Замок искушений

22
18
20
22
24
26
28
30

На сердце её снова потяжелело.

Глава 5. В которой Арман Клермон ещё не понимая, что влюблён, начинает ревновать, и в которой ему неожиданно удается прочесть таинственную надпись, замеченную в день приезда у входа в замок

Полночи Арман листал старый манускрипт одного из цистерцианских монастырей, заснул только под утро, и был разбужен горничной, принесшей завтрак. Ел, не чувствуя голода, и решил ещё немного поспать. Окончательно Клермон покинул пределы спальни незадолго до полудня и спускаясь вниз, неожиданно увидел мадемуазель Элоди, стоявшую у одного из окон. Она, стараясь не быть замеченной снизу, наблюдала за площадкой, расположенной перед входом в замок.

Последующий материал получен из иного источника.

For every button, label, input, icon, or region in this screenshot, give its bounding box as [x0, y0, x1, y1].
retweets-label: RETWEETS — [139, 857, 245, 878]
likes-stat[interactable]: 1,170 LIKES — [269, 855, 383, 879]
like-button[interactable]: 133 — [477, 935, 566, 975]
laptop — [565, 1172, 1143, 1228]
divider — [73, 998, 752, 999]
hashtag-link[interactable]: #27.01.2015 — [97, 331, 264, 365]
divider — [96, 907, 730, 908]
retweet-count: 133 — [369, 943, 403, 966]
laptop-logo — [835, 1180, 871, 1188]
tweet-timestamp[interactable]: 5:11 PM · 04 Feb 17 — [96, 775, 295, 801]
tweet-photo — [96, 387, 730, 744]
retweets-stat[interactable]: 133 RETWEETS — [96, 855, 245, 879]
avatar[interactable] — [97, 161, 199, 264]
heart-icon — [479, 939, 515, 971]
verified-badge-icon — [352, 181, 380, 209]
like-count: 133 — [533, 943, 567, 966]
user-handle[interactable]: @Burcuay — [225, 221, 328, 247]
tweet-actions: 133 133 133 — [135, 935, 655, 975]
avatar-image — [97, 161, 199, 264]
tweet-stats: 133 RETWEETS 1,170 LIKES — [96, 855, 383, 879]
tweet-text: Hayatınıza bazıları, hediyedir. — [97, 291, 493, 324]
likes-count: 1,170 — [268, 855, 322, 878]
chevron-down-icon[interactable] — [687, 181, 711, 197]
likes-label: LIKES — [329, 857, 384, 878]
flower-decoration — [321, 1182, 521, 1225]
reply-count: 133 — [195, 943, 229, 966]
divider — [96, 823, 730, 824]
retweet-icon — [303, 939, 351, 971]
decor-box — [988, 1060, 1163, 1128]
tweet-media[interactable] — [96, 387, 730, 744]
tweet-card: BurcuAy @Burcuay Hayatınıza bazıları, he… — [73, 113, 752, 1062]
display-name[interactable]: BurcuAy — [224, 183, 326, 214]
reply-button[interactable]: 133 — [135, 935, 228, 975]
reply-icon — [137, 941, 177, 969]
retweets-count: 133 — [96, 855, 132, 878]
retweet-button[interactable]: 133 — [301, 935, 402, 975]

Элоди услышала его шаги и обернулась, и Арман, стараясь сгладить возникшую неловкость, подошёл, приветствуя её. Она сдержанно ответила, смущённая тем, что он застал её за наблюдениями. Клермон выглянул в окно, желая понять, что привлекло её внимание и увидел двух сестер Элоди, двух своих приятелей, а также брата и сестру Виларсо де Торан. Молодые люди и девицы играли в серсо, и в этой идиллической картинке не было, на его взгляд, ничего, что могло бы встревожить. Рэнэ, смеясь, бросал кольца мадемуазель Сюзанн, она ловила их на конец тонкой деревянной рапиры, Этьенн галантно подавал шаль мадемуазель Лоретт, юная Габриэль что-то пресерьёзно доказывала мсье Огюстену Дювернуа, но тот шутливо покачивал головой, делая вид, что не верит словам собеседницы. Его пепельно-рыжеватая шевелюра колыхалась на утреннем ветру как большой серый одуванчик.

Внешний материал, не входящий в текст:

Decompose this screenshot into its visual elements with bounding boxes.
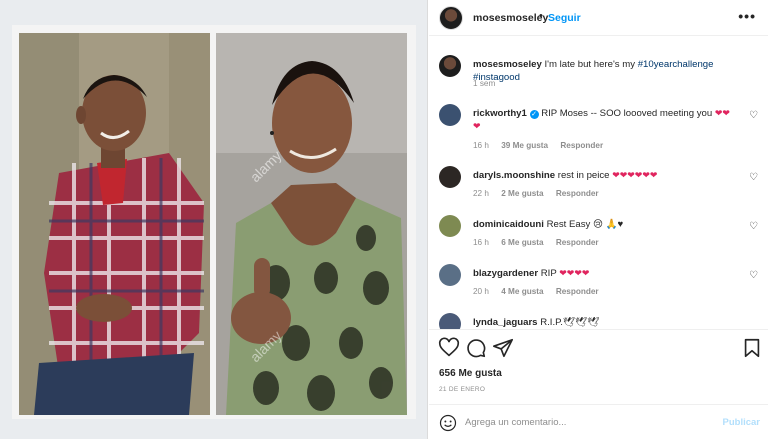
comment-username[interactable]: daryls.moonshine [473, 170, 555, 181]
separator-dot: • [539, 10, 543, 22]
comment-text: RIP Moses -- SOO loooved meeting you [541, 108, 713, 119]
comment-text: Rest Easy 😢 🙏♥ [546, 219, 624, 230]
like-comment-heart-icon[interactable]: ♡ [749, 270, 758, 281]
avatar[interactable] [439, 6, 463, 30]
more-horizontal-icon[interactable]: ••• [738, 8, 756, 24]
comment-time[interactable]: 22 h [473, 189, 489, 198]
reply-button[interactable]: Responder [556, 238, 599, 247]
photo-before [19, 33, 210, 415]
comment-time[interactable]: 16 h [473, 141, 489, 150]
comment-likes[interactable]: 6 Me gusta [501, 238, 543, 247]
hashtag-link[interactable]: #10yearchallenge [638, 59, 714, 70]
publish-button[interactable]: Publicar [723, 417, 761, 428]
comment-username[interactable]: dominicaidouni [473, 219, 544, 230]
avatar[interactable] [439, 104, 461, 126]
comment-username[interactable]: rickworthy1 [473, 108, 527, 119]
follow-button[interactable]: Seguir [548, 12, 581, 24]
comment-icon[interactable] [465, 337, 487, 359]
reply-button[interactable]: Responder [556, 189, 599, 198]
comment-time[interactable]: 20 h [473, 287, 489, 296]
like-comment-heart-icon[interactable]: ♡ [749, 221, 758, 232]
comment-input[interactable] [465, 413, 705, 431]
heart-emoji: ❤❤❤❤ [559, 268, 590, 278]
post-actions: 656 Me gusta 21 DE ENERO Publicar [429, 329, 768, 439]
photo-after: alamy alamy [216, 33, 407, 415]
caption-text: I'm late but here's my [544, 59, 636, 70]
comment-likes[interactable]: 4 Me gusta [501, 287, 543, 296]
comment-username[interactable]: lynda_jaguars [473, 317, 538, 328]
heart-emoji: ❤❤❤❤❤❤ [612, 170, 658, 180]
share-icon[interactable] [492, 337, 514, 359]
comment-likes[interactable]: 2 Me gusta [501, 189, 543, 198]
comment-username[interactable]: blazygardener [473, 268, 538, 279]
post-media-panel: alamy alamy [0, 0, 428, 439]
verified-badge-icon: ✓ [529, 110, 539, 119]
post-sidebar: mosesmoseley • Seguir ••• mosesmoseley I… [429, 0, 768, 439]
bookmark-icon[interactable] [741, 337, 763, 359]
comments-list[interactable]: mosesmoseley I'm late but here's my #10y… [429, 37, 768, 329]
like-comment-heart-icon[interactable]: ♡ [749, 110, 758, 121]
avatar[interactable] [439, 215, 461, 237]
emoji-icon[interactable] [439, 414, 457, 432]
post-date[interactable]: 21 DE ENERO [439, 386, 485, 393]
reply-button[interactable]: Responder [560, 141, 603, 150]
caption-time[interactable]: 1 sem [473, 79, 495, 88]
add-comment-bar: Publicar [429, 404, 768, 439]
caption-username[interactable]: mosesmoseley [473, 59, 542, 70]
comment-likes[interactable]: 39 Me gusta [501, 141, 548, 150]
comment-text: R.I.P.🕊🕊🕊 [540, 317, 600, 328]
header-username[interactable]: mosesmoseley [473, 12, 548, 24]
likes-count[interactable]: 656 Me gusta [439, 368, 502, 379]
avatar[interactable] [439, 264, 461, 286]
avatar[interactable] [439, 55, 461, 77]
comment-text: RIP [540, 268, 557, 279]
like-heart-icon[interactable] [438, 337, 460, 359]
avatar[interactable] [439, 166, 461, 188]
like-comment-heart-icon[interactable]: ♡ [749, 172, 758, 183]
comment-text: rest in peice [557, 170, 610, 181]
post-image[interactable]: alamy alamy [12, 25, 416, 419]
comment-time[interactable]: 16 h [473, 238, 489, 247]
avatar[interactable] [439, 313, 461, 329]
post-header: mosesmoseley • Seguir ••• [429, 0, 768, 36]
reply-button[interactable]: Responder [556, 287, 599, 296]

Клермон перевёл взгляд на Элоди и тут в свете, льющемся из окна, увидел её лицо. Оно несло на себе печать такой тревоги, что он невольно потянулся к ней, желая успокоить. Но тут же остановил себя. Он не знал, что было причиной скорби Элоди, и едва ли мог претендовать на её откровенность. К тому же, почему-то со странной досадой подумал он, её, скорее всего, снедает ревность, и ещё раз взглянув в окно, сразу выделил того, кто заставлял ее страдать. Огюстен едва ли мог привлечь внимание такой девушки, да и Рэнэ, решил он по здравом размышлении, не мог понравиться ей. В библиотеке она чуть посмеивалась над ним…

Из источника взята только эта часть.